L'AIR

Pollution en ville : les pneumologues alertent les élus locaux

Réunis le 10 janvier par le Réseau action climat, des médecins spécialisés en pneumologie et pneumo-pédiatrie tirent la sonnette d'alarme sur la pollution qui s'accroît dans les villes et ses effets dévastateurs sur leurs habitants. Ils réclament plus de moyens de surveillance et appellent à une mobilisation collective.
"Rien ne s'améliore, au contraire les choses empirent". Le message des experts en pneumologie, transmis le 10 janvier par l'entregent de l'association Réseau action climat, est clair et limpide. A mille lieues du message faussement rassurant servi par d'autres édiles, ou de la focalisation médiatique sur les pics de pollution. "Il y a plus important que les pics, c'est la pollution de fond, toujours présente et qui fait des ravages sur les habitants les plus sensibles, femmes enceintes, enfants, personnes âgées ou diabétiques, etc.", insiste Jean-Philippe Santoni, pneumologue et administrateur de la Fondation du souffle. "Contrairement à ce qu'on entend, la pollution ne fléchit pas dans nos villes. Parler d'émissions de polluants ne suffit pas, ce qui nous intéresse c'est leur concentration. Or les données manquent en la matière. La vulnérabilité sociale à la pollution, pour les habitants relégués près des grandes infrastructures routières comme le périphérique parisien, est aussi un vrai sujet, étudié à l'étranger, peu chez nous", ajoute Isabella Annesi-Maesano, chercheuse à l'Inserm experte du sujet.

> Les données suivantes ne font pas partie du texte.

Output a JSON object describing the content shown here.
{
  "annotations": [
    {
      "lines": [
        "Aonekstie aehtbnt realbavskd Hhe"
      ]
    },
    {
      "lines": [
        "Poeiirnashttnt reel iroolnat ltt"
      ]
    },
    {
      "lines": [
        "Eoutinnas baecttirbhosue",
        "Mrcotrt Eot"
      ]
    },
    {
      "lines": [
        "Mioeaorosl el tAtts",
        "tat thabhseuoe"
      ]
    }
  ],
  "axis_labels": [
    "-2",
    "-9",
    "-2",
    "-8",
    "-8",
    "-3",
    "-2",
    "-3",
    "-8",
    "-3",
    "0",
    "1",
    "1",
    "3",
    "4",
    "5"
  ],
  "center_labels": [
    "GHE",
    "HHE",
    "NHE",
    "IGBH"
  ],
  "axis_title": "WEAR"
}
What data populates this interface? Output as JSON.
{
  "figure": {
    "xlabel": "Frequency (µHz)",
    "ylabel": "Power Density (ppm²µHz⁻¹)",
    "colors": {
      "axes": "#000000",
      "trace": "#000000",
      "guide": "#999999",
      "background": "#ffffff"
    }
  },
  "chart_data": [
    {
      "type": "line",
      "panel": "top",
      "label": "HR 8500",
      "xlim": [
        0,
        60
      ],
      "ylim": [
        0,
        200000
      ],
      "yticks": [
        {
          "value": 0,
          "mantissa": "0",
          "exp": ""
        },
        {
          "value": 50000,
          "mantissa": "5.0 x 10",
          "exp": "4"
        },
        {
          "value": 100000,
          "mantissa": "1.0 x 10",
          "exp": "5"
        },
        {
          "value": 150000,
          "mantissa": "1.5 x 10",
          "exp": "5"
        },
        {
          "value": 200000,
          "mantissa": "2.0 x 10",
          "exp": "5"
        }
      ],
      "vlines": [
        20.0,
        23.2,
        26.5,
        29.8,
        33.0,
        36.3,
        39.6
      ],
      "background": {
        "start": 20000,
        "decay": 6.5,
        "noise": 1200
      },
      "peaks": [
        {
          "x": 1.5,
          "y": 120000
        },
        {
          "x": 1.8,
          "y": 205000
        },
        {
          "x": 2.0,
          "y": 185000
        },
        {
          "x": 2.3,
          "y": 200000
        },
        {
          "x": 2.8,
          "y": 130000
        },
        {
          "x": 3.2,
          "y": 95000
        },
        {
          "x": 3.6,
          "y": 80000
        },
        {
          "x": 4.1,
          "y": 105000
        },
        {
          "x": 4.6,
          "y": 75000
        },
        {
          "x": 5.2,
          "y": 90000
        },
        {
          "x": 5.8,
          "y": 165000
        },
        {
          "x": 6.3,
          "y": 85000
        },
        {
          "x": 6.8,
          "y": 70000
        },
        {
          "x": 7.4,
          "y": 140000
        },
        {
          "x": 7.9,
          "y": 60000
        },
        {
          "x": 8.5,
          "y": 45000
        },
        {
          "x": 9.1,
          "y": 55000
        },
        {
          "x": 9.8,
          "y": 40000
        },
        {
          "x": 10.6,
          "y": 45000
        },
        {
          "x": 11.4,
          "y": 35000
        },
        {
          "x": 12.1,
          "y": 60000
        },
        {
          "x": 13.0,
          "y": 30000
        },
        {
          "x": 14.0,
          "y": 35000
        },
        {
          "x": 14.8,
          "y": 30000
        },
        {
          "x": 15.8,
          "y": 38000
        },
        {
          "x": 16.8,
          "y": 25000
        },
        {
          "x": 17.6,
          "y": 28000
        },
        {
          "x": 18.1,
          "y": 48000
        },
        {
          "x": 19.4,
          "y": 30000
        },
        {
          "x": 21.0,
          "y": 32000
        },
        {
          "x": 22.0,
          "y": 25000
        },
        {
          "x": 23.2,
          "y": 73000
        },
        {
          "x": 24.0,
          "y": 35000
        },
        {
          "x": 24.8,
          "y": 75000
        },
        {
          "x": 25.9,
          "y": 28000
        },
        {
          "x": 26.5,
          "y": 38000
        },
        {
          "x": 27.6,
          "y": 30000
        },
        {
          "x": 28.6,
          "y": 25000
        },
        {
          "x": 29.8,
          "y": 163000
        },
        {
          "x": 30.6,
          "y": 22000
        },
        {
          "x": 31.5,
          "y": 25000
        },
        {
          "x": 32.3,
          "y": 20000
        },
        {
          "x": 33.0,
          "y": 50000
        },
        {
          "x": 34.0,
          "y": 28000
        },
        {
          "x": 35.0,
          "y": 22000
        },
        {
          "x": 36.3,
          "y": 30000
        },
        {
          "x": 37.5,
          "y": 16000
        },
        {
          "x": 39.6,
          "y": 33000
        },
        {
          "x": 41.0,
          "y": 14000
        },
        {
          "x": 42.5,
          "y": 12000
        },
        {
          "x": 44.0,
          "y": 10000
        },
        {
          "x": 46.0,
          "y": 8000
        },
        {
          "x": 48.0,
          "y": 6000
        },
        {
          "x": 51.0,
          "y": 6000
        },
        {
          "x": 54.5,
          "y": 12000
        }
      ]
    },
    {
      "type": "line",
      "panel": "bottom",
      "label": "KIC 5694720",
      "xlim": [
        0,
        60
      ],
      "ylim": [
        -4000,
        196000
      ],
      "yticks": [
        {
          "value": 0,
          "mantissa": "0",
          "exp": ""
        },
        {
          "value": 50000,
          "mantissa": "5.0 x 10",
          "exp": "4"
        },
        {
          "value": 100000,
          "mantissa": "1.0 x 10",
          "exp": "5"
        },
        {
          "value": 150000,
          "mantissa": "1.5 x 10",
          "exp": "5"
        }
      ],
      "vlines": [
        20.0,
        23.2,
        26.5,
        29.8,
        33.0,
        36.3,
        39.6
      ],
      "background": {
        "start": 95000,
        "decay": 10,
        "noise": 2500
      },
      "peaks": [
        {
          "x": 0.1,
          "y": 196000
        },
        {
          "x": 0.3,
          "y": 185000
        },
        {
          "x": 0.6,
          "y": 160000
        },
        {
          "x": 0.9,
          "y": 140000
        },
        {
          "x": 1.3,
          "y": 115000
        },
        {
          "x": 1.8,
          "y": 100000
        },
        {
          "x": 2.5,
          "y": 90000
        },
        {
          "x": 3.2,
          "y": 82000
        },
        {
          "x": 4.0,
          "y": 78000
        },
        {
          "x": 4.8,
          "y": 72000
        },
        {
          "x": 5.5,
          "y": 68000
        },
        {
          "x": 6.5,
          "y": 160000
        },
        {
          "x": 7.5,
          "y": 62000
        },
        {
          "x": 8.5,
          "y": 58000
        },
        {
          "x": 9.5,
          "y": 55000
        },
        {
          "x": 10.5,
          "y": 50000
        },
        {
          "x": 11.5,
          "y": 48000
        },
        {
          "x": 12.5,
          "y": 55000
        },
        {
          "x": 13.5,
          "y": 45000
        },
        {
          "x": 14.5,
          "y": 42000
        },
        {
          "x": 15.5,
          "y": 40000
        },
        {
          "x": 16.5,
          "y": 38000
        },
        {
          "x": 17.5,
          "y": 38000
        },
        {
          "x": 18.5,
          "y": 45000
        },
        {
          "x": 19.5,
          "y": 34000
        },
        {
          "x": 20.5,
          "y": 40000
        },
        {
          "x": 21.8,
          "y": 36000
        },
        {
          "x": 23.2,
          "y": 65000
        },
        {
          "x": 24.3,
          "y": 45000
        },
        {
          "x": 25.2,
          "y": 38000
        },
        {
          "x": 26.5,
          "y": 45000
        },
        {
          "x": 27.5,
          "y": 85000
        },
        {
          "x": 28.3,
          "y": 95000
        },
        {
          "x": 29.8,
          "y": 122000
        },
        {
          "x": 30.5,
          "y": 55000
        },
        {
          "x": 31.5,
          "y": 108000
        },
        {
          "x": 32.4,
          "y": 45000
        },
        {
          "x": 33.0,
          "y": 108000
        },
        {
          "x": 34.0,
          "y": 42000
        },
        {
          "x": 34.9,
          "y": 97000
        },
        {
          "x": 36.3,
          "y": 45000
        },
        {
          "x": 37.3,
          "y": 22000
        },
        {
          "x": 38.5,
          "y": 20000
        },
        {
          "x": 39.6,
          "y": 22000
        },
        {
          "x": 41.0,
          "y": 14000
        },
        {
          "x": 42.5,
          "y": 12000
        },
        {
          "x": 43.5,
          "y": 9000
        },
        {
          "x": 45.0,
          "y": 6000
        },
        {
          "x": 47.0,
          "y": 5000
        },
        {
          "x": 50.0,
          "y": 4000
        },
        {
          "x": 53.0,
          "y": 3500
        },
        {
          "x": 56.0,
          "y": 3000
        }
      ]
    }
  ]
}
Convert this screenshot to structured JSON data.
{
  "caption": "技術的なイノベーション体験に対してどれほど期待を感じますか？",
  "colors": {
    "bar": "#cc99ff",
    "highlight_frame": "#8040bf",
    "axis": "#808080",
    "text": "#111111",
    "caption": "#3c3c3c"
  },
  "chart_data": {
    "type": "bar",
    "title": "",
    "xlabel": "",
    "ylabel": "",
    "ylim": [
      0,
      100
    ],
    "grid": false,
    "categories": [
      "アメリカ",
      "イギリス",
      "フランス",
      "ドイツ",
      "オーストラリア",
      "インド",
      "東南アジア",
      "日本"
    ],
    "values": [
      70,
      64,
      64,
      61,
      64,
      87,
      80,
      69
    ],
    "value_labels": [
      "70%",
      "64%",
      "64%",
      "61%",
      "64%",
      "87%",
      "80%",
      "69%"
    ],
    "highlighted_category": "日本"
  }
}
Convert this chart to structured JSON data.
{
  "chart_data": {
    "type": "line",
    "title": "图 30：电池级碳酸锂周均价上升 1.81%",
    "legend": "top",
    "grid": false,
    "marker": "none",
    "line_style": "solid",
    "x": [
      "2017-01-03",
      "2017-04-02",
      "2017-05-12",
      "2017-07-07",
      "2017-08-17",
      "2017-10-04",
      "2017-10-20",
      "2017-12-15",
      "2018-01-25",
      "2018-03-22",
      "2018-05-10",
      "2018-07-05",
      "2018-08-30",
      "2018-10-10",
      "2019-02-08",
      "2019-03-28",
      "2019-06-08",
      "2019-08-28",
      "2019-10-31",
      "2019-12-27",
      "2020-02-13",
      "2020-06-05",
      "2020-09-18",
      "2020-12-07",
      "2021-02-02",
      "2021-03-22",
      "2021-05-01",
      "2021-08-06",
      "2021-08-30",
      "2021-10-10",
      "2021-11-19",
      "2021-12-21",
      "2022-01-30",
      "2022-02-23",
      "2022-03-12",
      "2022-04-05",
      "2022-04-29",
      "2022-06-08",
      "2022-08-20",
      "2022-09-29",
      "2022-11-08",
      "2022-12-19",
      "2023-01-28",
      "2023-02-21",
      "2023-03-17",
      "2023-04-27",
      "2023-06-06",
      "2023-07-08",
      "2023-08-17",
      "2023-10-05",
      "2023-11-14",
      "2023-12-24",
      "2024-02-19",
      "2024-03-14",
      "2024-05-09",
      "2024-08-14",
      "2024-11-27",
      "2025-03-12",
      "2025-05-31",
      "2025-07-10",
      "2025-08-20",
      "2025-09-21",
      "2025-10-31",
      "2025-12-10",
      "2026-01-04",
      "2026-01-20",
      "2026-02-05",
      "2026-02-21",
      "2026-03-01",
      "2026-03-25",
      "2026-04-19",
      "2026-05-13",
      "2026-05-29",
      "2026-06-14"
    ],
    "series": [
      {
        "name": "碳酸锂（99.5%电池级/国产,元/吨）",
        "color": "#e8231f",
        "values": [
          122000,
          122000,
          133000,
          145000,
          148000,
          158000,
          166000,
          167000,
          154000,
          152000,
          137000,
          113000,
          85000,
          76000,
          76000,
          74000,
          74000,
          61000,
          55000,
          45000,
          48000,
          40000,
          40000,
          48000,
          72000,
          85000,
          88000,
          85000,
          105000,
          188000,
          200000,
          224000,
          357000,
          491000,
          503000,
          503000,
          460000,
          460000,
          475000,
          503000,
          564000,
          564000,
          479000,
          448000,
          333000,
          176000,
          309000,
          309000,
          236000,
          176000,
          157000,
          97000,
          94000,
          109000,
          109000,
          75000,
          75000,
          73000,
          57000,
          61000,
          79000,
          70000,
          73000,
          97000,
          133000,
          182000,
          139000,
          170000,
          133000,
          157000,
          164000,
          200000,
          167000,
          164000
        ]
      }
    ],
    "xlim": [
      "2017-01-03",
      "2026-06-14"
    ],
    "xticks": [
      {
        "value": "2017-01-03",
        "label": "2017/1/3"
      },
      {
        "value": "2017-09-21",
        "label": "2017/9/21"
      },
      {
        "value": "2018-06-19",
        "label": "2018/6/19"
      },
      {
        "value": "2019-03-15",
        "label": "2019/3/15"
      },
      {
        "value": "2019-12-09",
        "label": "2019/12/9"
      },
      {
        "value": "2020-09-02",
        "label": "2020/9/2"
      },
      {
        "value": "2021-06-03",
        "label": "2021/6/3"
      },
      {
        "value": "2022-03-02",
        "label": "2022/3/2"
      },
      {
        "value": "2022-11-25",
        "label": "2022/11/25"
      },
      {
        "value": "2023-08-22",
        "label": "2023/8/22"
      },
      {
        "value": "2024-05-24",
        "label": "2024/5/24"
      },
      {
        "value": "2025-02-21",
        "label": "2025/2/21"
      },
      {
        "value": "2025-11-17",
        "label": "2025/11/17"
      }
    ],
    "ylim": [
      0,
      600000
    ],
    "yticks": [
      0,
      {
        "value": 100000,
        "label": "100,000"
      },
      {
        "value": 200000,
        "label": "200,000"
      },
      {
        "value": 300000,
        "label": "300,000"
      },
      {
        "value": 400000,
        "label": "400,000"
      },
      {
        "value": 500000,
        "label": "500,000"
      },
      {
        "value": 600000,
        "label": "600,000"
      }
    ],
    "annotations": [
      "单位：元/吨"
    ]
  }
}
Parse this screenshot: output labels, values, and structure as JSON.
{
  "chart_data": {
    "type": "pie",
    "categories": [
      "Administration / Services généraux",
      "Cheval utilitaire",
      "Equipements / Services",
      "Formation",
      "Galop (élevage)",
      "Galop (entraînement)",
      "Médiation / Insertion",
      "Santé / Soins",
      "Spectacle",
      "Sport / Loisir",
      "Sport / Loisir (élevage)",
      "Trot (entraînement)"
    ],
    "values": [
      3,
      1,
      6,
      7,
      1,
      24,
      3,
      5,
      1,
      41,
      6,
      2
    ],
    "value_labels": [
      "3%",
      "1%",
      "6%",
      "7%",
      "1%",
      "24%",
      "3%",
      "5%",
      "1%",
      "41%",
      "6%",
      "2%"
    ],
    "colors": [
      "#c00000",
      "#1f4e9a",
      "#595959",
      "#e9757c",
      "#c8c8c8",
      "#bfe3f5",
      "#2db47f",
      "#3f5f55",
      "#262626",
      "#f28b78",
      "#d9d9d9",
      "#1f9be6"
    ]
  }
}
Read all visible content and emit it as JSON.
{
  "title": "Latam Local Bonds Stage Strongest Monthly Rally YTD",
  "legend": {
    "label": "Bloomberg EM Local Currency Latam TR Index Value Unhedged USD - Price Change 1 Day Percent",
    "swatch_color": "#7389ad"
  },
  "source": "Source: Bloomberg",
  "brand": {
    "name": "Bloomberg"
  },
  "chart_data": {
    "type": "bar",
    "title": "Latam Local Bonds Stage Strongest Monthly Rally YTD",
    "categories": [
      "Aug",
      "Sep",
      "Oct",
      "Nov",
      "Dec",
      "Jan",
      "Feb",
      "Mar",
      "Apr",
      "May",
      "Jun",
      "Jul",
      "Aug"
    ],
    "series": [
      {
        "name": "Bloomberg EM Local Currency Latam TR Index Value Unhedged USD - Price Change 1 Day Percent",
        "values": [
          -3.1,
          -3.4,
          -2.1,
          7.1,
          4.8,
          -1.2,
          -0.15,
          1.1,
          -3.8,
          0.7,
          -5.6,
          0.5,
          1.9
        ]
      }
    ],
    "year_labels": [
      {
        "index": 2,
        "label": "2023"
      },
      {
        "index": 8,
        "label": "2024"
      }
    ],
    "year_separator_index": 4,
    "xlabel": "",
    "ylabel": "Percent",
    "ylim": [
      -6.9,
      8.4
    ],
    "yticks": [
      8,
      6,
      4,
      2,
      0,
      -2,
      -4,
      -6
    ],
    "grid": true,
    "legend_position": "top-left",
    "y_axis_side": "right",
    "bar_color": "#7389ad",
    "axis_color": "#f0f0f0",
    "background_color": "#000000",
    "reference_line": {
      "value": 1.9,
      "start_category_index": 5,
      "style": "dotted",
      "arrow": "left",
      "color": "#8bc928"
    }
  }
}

Courage politique : Certes, certains niveaux de pollution ont diminué. Mais la seule baisse significative concerne le dioxyde de soufre, détaille un guide publié en septembre dernier par l'association et destiné aux élus (voir notre article dans l'édition du 26 septembre 2016). Les autres inflexions ne sont que très légères. "Ou bien c'est une nette augmentation, pour l'ozone et les particules fines", pointe Isabella Annesi-Maesano. Faut-il espérer que le renouvellement du parc routier infléchira la courbe ? "Il ne changera rien. Mais des solutions existent. Elles sont connues. Les élus les connaissent, les habitants parfois aussi. Il faut donc trouver le courage d'aller jusqu'au bout et de les appliquer."
Paris est rarement citée comme un exemple en la matière. "Pour une fois elle l'est, avec une mesure connue pour son efficacité, l'entrée en vigueur le 16 janvier d'une zone à circulation restreinte", explique Benoît Hartmann, porte-parole de France Nature Environnement (FNE). Critique envers ceux qui troublent le message, il insiste, aux côtés des pneumologues, sur le fait que c'est bien la circulation automobile qui pose problème : "Dire que c'est les feux de cheminée, un enjeu réel mais saisonnier et relativement bien pris en charge, ou que les maladies respiratoires ne sont dues qu'au tabagisme, arrange bien les constructeurs automobiles". "L'effet cocktail entre tabagisme et pollution est une chose, il y en a aussi un entre la pollution de fond et les pollens, et on sait qu'il est un grand déclencheur d'allergènes", rebondit Jean-Philippe Santoni, qui plaide par ailleurs pour que plus de moyens soient accordés à la recherche en matière de santé respiratoire.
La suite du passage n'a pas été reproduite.